The study estimates that if the OFC is passed, industrywide savings on regulatory costs could exceed $600 million annually. "This will affect all the core systems," says Matt Josefowicz, manager of the insurance group at Celent (Boston). "The conversion cost would be a tremendous saving for the industry."

But it was not only the expenses associated with regulation that brought about the push for OFC. As a result of The Gramm-Leach-Bliley Act's (GLBA) exemption of insurers in its deregulation of the financial services industry, insurers are facing increased competition from banks. GLBA's provisions allow banks to create products nationally with the approval of only one regulator, as opposed to insurance carriers, which have to obtain regulatory approval for a new product from every state in which it would be offered prior to the product's release. "The industry operates under a major burden," says Josefowicz. "An optional federal charter could reduce the overall burden of getting products to market, opening up the market for midmarket companies and opening up competition for smaller insurers."

Many industry associations, including the ACLI, the American Insurance Association (AIA; Washington, D.C.), and The Council of Insurance Agents and Brokers (Washington, D.C.) are backing the OFC bill. "We are fully supportive of the bill because it would allow agents and brokers to bypass 50 different licensing tests in favor of one all-encompassing exam set at a higher level," says Joel Wood, the group's senior vice president for government affairs.

But other groups, such as the Property Casualty Insurers Association of America (PCI; Des Plaines, Ill.), believe the bill's introduction could spur the states into legislative action that could actually make the regulatory environment even more complex.
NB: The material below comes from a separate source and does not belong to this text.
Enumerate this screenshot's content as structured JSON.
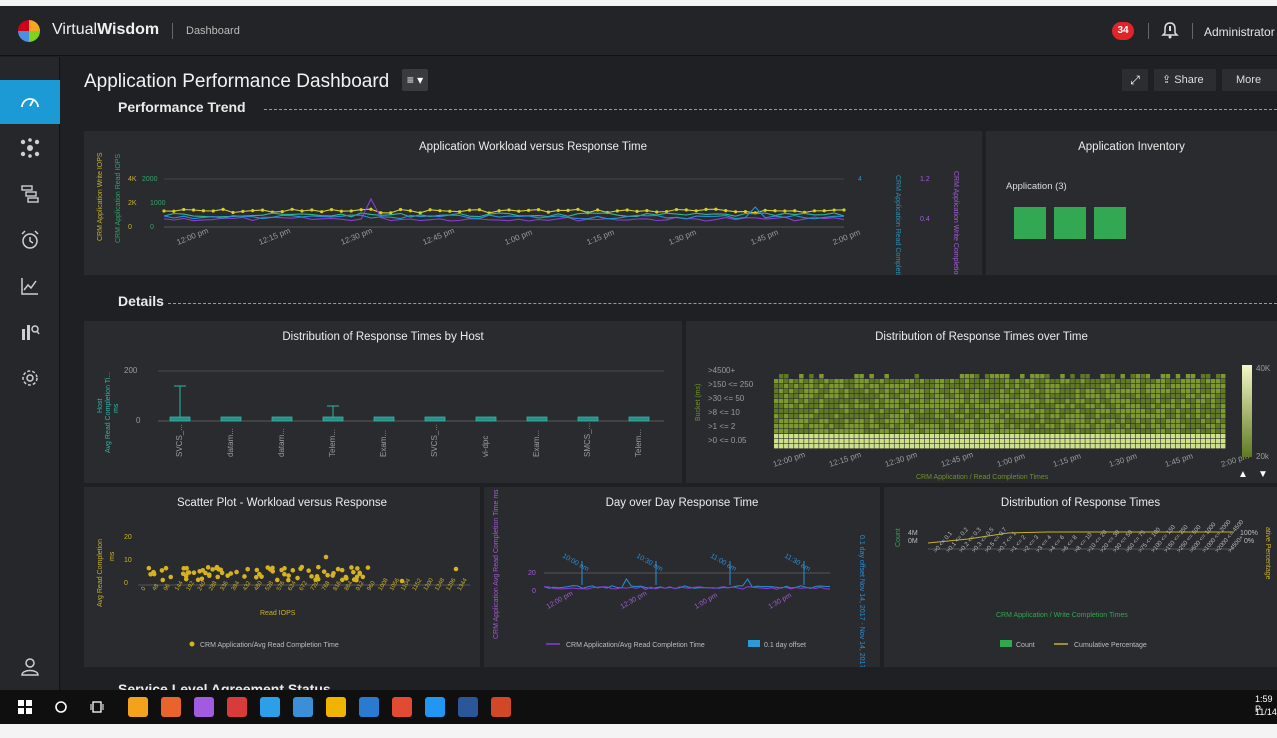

PCI instead supports the State Modernization and Regulatory Transparency Act (SMART Act), currently being drafted by the House Financial Services Committee, which would establish a standard set of state regulations. "We are looking for ways to marry the OFC with the Smart Act because inviting the federal government to be a regulator is a concern to us," says PCI's Joseph Annotti, senior vice president of public affairs.

The National Association of Insurance Commissioners (NAIC; Kansas City, Mo.) is concerned that the OFC could lead to less regulatory oversight of the insurance industry, which could create confusion and less protection for policyholders. "We recognize the state system is not a model of perfection, but preempting state regulation could lead to potential confusion among policyholders," says Alessandro Iuppa, NAIC president and superintendent of insurance for the state of Maine. "The industry is not looking for more regulation; it is looking for more oversight to balance the market needs, and this could lead to unintended consequences," he says.

During the next few weeks of hearings on the National Insurance Act, the Senate will be examining the current regulatory system and weighing the pros and cons of instituting the OFC. "It is questionable whether there is enough in it for Congress to push it through," says Celent's Josefowicz. "Still, this should be on every IT department's radar. They should be examining every place where state regulatory filing affects business."